Germany's 10-year bond yield was up 3 basis points (bps) at 2.25% and was set to close the week down 5 bps. Germany's 2-year yield , most sensitive to expectations about policy rates, was up 4 bps at 2.62%, after falling 0.5 bps so far this week. After recent remarks from ECB officials, investors were inclined to rely on French policymaker Francois Villeroy de Galhau, who said on Wednesday the ECB had nearly completed its campaign to raise interest rates and further hikes would be "more marginal".
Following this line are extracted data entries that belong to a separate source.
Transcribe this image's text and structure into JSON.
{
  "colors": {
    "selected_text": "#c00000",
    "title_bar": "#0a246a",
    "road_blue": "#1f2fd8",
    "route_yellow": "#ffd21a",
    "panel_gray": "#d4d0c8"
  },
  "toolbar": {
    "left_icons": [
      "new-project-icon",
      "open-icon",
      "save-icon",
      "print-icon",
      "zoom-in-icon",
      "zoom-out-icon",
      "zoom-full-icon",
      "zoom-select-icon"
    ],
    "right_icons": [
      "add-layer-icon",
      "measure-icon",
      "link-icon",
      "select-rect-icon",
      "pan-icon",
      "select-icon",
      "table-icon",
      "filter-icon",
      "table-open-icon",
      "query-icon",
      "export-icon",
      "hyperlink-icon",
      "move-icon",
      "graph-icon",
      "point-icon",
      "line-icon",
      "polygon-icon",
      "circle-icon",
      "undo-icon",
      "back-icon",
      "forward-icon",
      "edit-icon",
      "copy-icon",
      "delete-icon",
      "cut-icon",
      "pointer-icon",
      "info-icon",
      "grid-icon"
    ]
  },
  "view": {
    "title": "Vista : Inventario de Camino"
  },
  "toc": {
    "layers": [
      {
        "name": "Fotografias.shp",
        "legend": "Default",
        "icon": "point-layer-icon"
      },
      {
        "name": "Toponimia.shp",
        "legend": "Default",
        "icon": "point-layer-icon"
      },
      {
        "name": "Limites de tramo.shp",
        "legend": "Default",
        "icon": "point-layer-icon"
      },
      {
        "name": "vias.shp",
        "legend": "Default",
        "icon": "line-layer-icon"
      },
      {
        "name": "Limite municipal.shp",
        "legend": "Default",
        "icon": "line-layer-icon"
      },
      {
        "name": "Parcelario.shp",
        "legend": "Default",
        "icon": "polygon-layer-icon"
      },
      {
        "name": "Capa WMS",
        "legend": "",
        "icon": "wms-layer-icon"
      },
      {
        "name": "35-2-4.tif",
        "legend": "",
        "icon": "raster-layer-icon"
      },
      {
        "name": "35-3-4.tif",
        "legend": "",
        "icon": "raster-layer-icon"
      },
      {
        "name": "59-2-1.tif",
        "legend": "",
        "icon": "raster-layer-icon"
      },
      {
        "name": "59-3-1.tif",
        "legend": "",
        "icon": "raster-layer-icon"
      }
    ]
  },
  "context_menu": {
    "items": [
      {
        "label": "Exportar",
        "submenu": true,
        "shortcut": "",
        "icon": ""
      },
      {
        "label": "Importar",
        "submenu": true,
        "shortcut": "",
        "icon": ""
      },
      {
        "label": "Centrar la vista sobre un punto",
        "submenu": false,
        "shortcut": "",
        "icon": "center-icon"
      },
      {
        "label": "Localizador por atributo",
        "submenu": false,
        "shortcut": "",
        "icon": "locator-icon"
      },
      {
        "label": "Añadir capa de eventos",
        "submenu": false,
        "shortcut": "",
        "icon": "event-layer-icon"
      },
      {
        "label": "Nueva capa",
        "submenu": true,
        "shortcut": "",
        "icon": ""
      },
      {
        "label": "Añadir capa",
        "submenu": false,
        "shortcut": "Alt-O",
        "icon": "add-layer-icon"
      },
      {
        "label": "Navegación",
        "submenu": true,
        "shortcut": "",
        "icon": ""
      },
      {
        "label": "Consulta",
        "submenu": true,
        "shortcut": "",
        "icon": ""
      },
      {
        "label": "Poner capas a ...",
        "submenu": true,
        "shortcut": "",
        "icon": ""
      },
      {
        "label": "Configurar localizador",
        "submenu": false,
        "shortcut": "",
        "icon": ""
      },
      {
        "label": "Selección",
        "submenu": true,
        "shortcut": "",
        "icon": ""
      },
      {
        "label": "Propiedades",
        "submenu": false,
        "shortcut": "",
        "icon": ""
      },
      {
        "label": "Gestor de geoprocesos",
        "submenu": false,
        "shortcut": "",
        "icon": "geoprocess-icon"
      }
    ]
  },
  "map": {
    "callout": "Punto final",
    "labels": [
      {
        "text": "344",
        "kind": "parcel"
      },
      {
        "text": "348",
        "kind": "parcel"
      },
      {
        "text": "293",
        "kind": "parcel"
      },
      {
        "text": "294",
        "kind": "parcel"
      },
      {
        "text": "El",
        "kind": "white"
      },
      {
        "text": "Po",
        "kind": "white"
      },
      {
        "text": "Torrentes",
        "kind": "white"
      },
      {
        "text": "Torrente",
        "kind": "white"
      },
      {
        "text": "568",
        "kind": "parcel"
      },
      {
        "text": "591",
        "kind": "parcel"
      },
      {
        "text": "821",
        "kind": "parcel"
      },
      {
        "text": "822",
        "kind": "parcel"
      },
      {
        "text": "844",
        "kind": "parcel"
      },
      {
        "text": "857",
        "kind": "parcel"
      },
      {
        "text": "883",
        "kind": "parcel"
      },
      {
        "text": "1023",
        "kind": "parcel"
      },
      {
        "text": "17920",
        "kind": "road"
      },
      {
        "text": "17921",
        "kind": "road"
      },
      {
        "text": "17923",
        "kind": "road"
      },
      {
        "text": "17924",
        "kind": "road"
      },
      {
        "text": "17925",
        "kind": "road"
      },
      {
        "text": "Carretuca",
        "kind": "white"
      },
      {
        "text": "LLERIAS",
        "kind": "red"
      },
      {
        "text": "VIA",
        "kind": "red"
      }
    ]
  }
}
Money market bets on future rate hikes rose slightly during the week. The September 2023 ECB euro short-term rate forward was at 3.61%, implying expectations for an ECB deposit facility rate of 3.7% by autumn. Italy's 10-year government bond yield was up 2 bps to 4.14% and was set to end the week down 6 bps. The spread between Italian and German 10-year yields -- a gauge of investor sentiment towards the euro zone's more indebted countries – was at 188.5 bps, showing a weekly tightening of 3 bps. Markets were not concerned by Fitch's review of Italy's sovereign rating, due later in the session. Some analysts expect the rating agency to confirm its assessment - BBB with stable outlook - while flagging risks related to growth weakness in the medium-term and high public indebtedness at a time of increasing interest rates.
But according to Citi, "Italy is at risk of another negative
outlook from Fitch," which could mean 10 bps of knee-jerk
widening of the Italian-German yield spread.
Citi analysts argued that such a move would increase the
sensitivity of peripheral bonds - those of Italy, Spain,
Portugal and Greece - to downside triggers, which may come from
further ECB quantitative tightening acceleration or weakening
economic growth.
"While the stable outlook of the BBB-rating appears to be at
risk, not least after Fitch's negative rating action on France a
couple of weeks ago, it seems more likely that Fitch skips the
Italian review this week," said Christoph Rieger, head of rates
and credit research at Commerzbank.
"More relevant will be Moody's review next week, where any
negative rating action would lead to a junk rating," he added.
Fitch cut France's sovereign credit rating by one notch to
'AA-', saying fiscal metrics are weaker than its peers, and it
expects government debt/GDP to remain on a modest upward trend.